Le parcours d’entraînement physique du Centre social et culturel d’Alençon-Courteille : site touristique et re-mise en forme des préceptes hébertistes

Un lieu d’activité physique et de tourisme : sport pour tous et développement territorial

Revenu le beau temps, voilà de retour les promeneurs de la forêt. Celle d’Écouves a un attrait particulier avec son parcours santé […] Les plus que quinquagénaires retrouvent une seconde jeunesse. Les quadragénaires se persuadent qu’ils n’ont pas vieilli et les trentenaires se souviennent qu’il n’y a pas longtemps, ils faisaient le parcours du combattant, avec moins d’enthousiasme. (Ouest-France, 1976)
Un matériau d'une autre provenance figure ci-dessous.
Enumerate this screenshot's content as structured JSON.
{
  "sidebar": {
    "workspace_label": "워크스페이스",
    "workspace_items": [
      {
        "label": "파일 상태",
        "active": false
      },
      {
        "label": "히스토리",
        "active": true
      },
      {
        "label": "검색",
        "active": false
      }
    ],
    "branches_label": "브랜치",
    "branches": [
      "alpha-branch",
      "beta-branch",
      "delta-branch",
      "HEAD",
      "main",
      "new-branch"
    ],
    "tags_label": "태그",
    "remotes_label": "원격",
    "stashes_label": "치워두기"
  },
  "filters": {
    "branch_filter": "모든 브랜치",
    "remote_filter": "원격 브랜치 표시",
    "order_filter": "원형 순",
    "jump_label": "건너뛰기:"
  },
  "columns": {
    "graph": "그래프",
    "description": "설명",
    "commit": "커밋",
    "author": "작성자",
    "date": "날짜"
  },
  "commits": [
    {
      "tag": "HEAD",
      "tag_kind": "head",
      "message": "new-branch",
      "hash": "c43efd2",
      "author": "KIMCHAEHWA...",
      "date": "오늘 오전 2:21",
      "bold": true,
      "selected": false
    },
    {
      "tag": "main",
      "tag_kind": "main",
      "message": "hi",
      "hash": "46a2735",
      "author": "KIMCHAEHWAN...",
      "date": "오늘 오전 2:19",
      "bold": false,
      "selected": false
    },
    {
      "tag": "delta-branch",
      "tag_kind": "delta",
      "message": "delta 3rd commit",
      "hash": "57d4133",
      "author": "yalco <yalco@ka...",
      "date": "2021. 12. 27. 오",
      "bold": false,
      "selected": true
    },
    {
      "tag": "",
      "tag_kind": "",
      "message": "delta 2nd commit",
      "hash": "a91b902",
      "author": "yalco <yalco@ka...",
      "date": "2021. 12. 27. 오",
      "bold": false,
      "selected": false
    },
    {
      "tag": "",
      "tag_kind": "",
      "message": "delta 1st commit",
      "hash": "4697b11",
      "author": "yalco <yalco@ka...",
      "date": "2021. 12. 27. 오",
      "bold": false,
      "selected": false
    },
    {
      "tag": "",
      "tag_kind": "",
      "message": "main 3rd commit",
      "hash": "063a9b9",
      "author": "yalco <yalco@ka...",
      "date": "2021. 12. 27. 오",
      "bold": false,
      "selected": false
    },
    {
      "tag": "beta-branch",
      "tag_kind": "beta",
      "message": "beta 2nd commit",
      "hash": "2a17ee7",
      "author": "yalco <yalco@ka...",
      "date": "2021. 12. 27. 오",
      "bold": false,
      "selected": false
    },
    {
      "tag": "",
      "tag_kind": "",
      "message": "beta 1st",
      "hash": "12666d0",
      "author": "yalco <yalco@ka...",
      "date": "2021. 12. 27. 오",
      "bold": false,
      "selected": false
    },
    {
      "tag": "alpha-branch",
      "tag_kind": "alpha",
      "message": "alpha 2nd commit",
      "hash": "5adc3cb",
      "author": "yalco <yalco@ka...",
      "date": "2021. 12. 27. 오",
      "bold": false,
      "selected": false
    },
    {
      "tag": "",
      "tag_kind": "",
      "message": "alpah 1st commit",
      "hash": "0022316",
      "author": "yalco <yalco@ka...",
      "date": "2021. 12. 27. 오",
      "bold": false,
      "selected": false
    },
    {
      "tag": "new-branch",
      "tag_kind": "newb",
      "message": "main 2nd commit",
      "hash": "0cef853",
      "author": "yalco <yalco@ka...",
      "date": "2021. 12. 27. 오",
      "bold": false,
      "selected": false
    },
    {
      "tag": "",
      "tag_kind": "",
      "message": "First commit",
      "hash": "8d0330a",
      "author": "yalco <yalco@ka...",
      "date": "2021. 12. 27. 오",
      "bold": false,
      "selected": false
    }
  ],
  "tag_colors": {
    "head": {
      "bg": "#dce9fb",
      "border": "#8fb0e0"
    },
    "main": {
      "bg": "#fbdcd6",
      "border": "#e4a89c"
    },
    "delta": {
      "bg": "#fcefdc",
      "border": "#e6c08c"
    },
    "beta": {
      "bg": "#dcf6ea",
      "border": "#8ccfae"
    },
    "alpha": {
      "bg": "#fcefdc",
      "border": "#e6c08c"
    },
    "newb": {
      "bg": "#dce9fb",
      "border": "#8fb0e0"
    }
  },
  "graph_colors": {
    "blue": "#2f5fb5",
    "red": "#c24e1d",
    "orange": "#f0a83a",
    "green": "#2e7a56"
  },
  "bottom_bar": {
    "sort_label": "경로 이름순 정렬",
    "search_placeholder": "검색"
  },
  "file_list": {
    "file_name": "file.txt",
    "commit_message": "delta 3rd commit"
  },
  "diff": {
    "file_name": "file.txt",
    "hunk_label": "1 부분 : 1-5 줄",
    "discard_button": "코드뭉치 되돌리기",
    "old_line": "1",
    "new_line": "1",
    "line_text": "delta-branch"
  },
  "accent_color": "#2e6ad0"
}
Le journal Ouest-France salue, en 1976, l’initiative audacieuse de Calbrix et de ses collègues du Centre social et culturel de Courteille, instigateurs du projet. Leur parcours d’entraînement physique en forêt d’Écouves est devenu un lieu de pratique, mais également un site touristique prisé, populaire, ouvert à des publics bigarrés. Les groupes de jeunes, encadrés par l’Association alençonnaise du parcours Forêt santé[37] et les membres du Centre social, viennent éprouver leur agilité et parfaire leur condition physique. D’autres publics, plus âgés, sportifs occasionnels, profitent de cette structure ouverte à tous pour se dérouiller en plein air, seuls ou entre amis. Enfin, entre le pique-nique et le goûter, les familles savourent leur repos dominical en venant jouer « les aventuriers » et défier, le temps d’un après-midi, les lois de l’équilibre sur les obstacles disposés en forêt domaniale. Selon les usagers, le parcours devient ainsi sportif ou touristique. La fin de semaine, en particulier, il ne désemplit pas. Le témoignage de notre témoin, conforté par les articles de la presse locale, démontre un succès complet :

Depuis le 20 avril 1974, date de son inauguration, ce sont des milliers de personnes qui ont pratiqué le parcours. Les jours de grande fréquentation sont évidemment les dimanches et fêtes, mais on y rencontre du monde tous les jours. En semaine, on rencontre des mordus le matin et après le travail le soir. Les jours de congés scolaires, de nombreux enfants et jeunes s’y rendent seuls à bicyclette ou accompagnés de parents[38].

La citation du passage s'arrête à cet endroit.